External risk intelligence

PHP-FPM Remote Code Execution Vulnerability.

CVE advisoryKnown Exploit

CVE-2019-11043

A vulnerability in PHP-FPM, under specific Nginx configurations, allows remote code execution. This could impact organizations by enabling attackers to compromise systems and data. The realistic business risk involves potential unauthorized access and control over affected web infrastructure.

4Halo Surface Signal

Buffer Overflow

Php

7.1.0 to before 7.1.337.2.0 to before 7.2.247.3.0 to before 7.3.1112.0414.0416.0418.0419.0419.109.010.0293031before 5.19.01.08.06.07.07.78.18.28.48.6;...

External exposure likelihood

Halo Surface Signal score for CVE-2019-11043

This vulnerability affects PHP-FPM, which is a core component used to process dynamic web requests in standard, high-traffic web server architectures. Because PHP-FPM is commonly deployed to handle requests arriving at public-facing web servers and application gateways, the vulnerable interface is frequently reachable from the internet in common deployment patterns.

Horizon Alert

Summary of the vulnerability and why it matters

Certain configurations of PHP's FastCGI Process Manager (FPM) contain a flaw that allows unauthorized code execution. This vulnerability arises from a buffer overflow condition within the FPM module. Exploiting this flaw could lead to significant business risk through unauthorized access and control of affected systems.
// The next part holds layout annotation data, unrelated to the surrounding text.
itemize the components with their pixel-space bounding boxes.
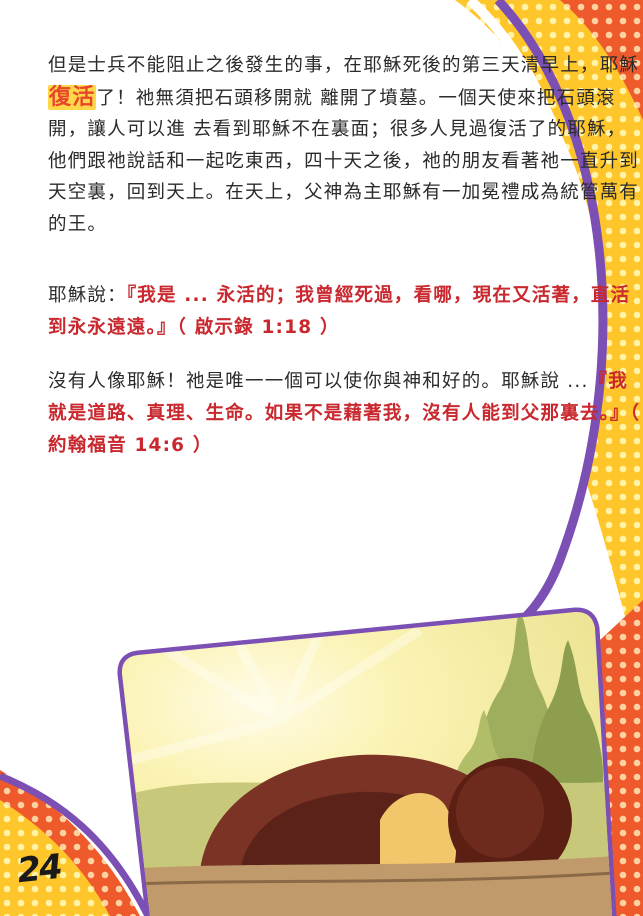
purple-arc bbox=[494, 0, 608, 644]
scripture-reference: （ 約翰福音 14:6 ） bbox=[48, 403, 641, 456]
quote-intro: 沒有人像耶穌！祂是唯一一個可以使你與神和好的。耶穌說 ... bbox=[48, 371, 589, 392]
quote-intro: 耶穌說： bbox=[48, 285, 127, 306]
top-right-dotted-arc bbox=[455, 0, 643, 680]
page-number: 24 bbox=[15, 846, 63, 892]
paragraph-text: 但是士兵不能阻止之後發生的事，在耶穌死後的第三天清早上，耶穌 bbox=[48, 55, 640, 76]
scripture-quote: 『我就是道路、真理、生命。如果不是藉著我，沒有人能到父那裏去。』 bbox=[48, 371, 630, 424]
paragraph-resurrection: 但是士兵不能阻止之後發生的事，在耶穌死後的第三天清早上，耶穌復活了！祂無須把石頭… bbox=[48, 50, 643, 240]
highlighted-word: 復活 bbox=[48, 84, 97, 110]
scripture-reference: （ 啟示錄 1:18 ） bbox=[176, 317, 340, 338]
paragraph-text: 了！祂無須把石頭移開就 離開了墳墓。一個天使來把石頭滾開，讓人可以進 去看到耶穌… bbox=[48, 87, 640, 235]
scripture-quote: 『我是 ... 永活的；我曾經死過，看哪，現在又活著，直活到永永遠遠。』 bbox=[48, 285, 631, 338]
paragraph-john-quote: 沒有人像耶穌！祂是唯一一個可以使你與神和好的。耶穌說 ...『我就是道路、真理、… bbox=[48, 366, 643, 462]
paragraph-revelation-quote: 耶穌說：『我是 ... 永活的；我曾經死過，看哪，現在又活著，直活到永永遠遠。』… bbox=[48, 280, 643, 344]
PHP FastCGI Process Manager (FPM)
Buffer overflow allows remote code execution
Unauthorized system access and control

Attack Path

How an attacker could exploit the issue

Certain configurations of PHP-FPM can allow an attacker to execute remote code. This occurs when the FPM module writes beyond its allocated buffer, overwriting data intended for the FCGI protocol. This could impact systems by allowing unauthorized code execution, potentially leading to data compromise or system control.

Exposed PHP-FPM configuration.
Unauthenticated network access.
Triggering a buffer overflow.

Live Threat

Current exploitation, exposure, and threat context

This vulnerability presents a significant risk due to its potential for remote code execution, allowing attackers to compromise systems without prior access. The exploitation of this vulnerability is straightforward, requiring only network access and no user interaction. Its widespread use in web infrastructure means that many organizations are potentially exposed.

Attackers with low skill can exploit.
No special access or conditions needed.
High business risk, treat as urgent.

Priority actions

Operational Fix

Recommended remediation, mitigation, and detection steps

This vulnerability in PHP's FastCGI Process Manager (FPM) could allow an attacker to execute arbitrary code on affected systems. Given the potential for remote code execution, prompt action is necessary to mitigate business risk. Organizations should prioritize identifying all systems utilizing the vulnerable PHP versions and configurations, then take steps to reduce or isolate exposure.

Locate all PHP-FPM installations.
Restrict network access to FPM.
Apply vendor updates and verify.
Monitor for unusual activity.

Frequently asked questions

What is PHP FastCGI Process Manager (FPM)?

PHP's FastCGI Process Manager (FPM) is a component used to handle dynamic web requests. It's often employed in web server architectures to efficiently process PHP code, making websites and applications function.

What kind of weakness does CVE-2019-11043 describe?

CVE-2019-11043 describes a buffer overflow vulnerability. This happens when a program attempts to write more data into a memory buffer than it was allocated to hold, potentially overwriting adjacent memory and leading to issues like remote code execution.

How could an attacker trigger the PHP-FPM vulnerability?

An attacker could trigger this vulnerability by sending specially crafted requests to a PHP-FPM setup. The vulnerability occurs when the FPM module writes data past its intended buffer into space reserved for protocol information, which can be exploited for remote code execution.

Who should be concerned about CVE-2019-11043's impact?

Organizations using PHP-FPM, especially in internet-facing web servers, should be concerned. The Halo Surface Signal indicates this vulnerability is likely reachable from the internet, meaning external attackers could potentially exploit it.

What is the first step to address this PHP-FPM vulnerability?

The primary step for those running affected PHP versions is to apply updates provided by the vendor. Keeping PHP updated to a version that resolves this vulnerability is crucial for mitigating the risk.

References

Written by Nicholas Merritt

External-surface CVE analysis and Halo Surface Signal prioritization for Halo Threat Intelligence.